夜の学校は不気味なものだと思っていたが、そんなことはなかった。窓から射し込む月の光で綺麗に見える。その廊下を二人はゆっくりと歩いていた。
「ねえ鷹ヶ峰くん....」
「ん?」
「手、繋ぎたい....」
薄く照らされる彼女の頰が赤く染まる。拓也はそっと微笑んで彼女に手を差し伸べ
「どうぞ」
と一言呟いた。そっと手を重ねて指を絡める。雫の手は小さくてか弱く感じたけれど、同時にとても温かみがあった。それは優しい温かみ。離したくない、そんな欲望が二人の間で生まれていた。
「ちょっと寄り道しようよ」
苦い笑みを浮かべそう言う彼に雫はこくりと頷いた。拓也は昇降口には向かわず、裏庭へ向かった。雫は拓也のその行動を少し不思議に思っていた。
「やっぱり、星が綺麗だ」
裏庭に着くと、拓也は空を見上げてそう呟いた。それを聞いて雫も空を見上げた。

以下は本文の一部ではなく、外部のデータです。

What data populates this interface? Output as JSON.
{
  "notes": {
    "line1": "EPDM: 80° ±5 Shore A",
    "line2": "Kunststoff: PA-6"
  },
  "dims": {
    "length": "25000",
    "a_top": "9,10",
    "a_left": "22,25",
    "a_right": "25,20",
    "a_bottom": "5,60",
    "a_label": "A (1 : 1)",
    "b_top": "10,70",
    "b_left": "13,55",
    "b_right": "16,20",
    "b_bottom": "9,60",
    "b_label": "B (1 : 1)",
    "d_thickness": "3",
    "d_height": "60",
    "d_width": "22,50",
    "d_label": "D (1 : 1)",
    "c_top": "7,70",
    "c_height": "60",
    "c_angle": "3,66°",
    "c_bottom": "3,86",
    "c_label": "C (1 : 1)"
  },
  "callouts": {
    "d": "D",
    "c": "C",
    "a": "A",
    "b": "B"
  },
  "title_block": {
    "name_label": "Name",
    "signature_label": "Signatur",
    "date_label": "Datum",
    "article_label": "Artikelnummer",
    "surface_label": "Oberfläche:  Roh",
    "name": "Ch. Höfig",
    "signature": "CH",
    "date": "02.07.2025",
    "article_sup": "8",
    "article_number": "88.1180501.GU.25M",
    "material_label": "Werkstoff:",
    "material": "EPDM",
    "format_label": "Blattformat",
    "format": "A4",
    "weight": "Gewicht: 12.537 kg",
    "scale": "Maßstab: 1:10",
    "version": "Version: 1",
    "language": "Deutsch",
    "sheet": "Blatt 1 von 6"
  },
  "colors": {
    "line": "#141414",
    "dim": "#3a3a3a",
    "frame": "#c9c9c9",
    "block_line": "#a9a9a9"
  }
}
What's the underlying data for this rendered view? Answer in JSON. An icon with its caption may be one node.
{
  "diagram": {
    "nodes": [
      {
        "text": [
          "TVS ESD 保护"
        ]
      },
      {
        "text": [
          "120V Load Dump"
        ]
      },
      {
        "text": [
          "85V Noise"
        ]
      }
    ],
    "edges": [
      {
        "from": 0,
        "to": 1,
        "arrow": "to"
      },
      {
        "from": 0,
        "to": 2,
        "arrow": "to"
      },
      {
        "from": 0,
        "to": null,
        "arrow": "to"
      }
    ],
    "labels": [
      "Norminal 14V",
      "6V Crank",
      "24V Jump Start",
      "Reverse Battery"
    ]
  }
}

真っ暗な空に、無数の星が綺麗に広がっている。そんな綺麗な星空に二人は見惚れた。
「綺麗だね、星空」
拓也を見つめてそっと微笑む。月影に照らされた彼女の笑顔は、星空よりも綺麗に見えた。拓也は彼女の頰に手を添えて額と額をこつんと当てた。
「東さんも、すごく綺麗だよ....」
その言葉に顔を赤くする雫に拓也は笑いかけそっと頭を撫でた。綺麗な星空が広がる聖なる夜、二人の少年少女は、決して消えない深い愛の誓いを交わした。
店長に辞職書を出した。
「あら、辞めちゃうの?」
「はい、今までお世話になりました」
満面の笑みを浮かべる雫に店長は少し寂しそうに笑った。
「そっか、寂しくなるね」
店長は立ち上がって彼女に手を差し伸べた。雫はその手を握って店長と握手を交わした。
「雫ちゃん、今までありがとね。また遊びに来てもいいのよ?」
「はい、いつかお邪魔させていただきます」
そう言って手を離し店長に別れを告げて部屋を出た。そこで、以前車で送ってくれた男性と出会った。
「あ、こんにちわ」
「こんにちは。もう、辞めちゃうんですね」
「....聞こえちゃいましたか?」
「すみません、盗み聞きするつもりはなかったんですけど」
男性も店長と同じように寂しく笑った。
「取り敢えず、良かったです。雫さん、何かいいことでもあったんですか?」
何かを見透かしたようなその発言に雫は少し驚きながらも、それに素直に答えた。
「はい、恋人が出来ました」
そに答えに少し驚いたのか、その男性は一瞬だけ固まった。
「そうですか、それは良かったですね」
「はい」
ふと車で送ってもらったあの雨の日の夜を思い出した。雨粒に乱反射した街灯。その時の綺麗な景色が男性の後ろに写ったような気がした。
「今までお世話になりました」
「はい、お気をつけて」
そう言って雫は歩き出した。男は振り返り雫の背中を寂しそうに眺めていた。
「やっぱり僕じゃ駄目だなぁ....」
そう独りでに呟き男は寂しそうに苦い笑いを浮かべた。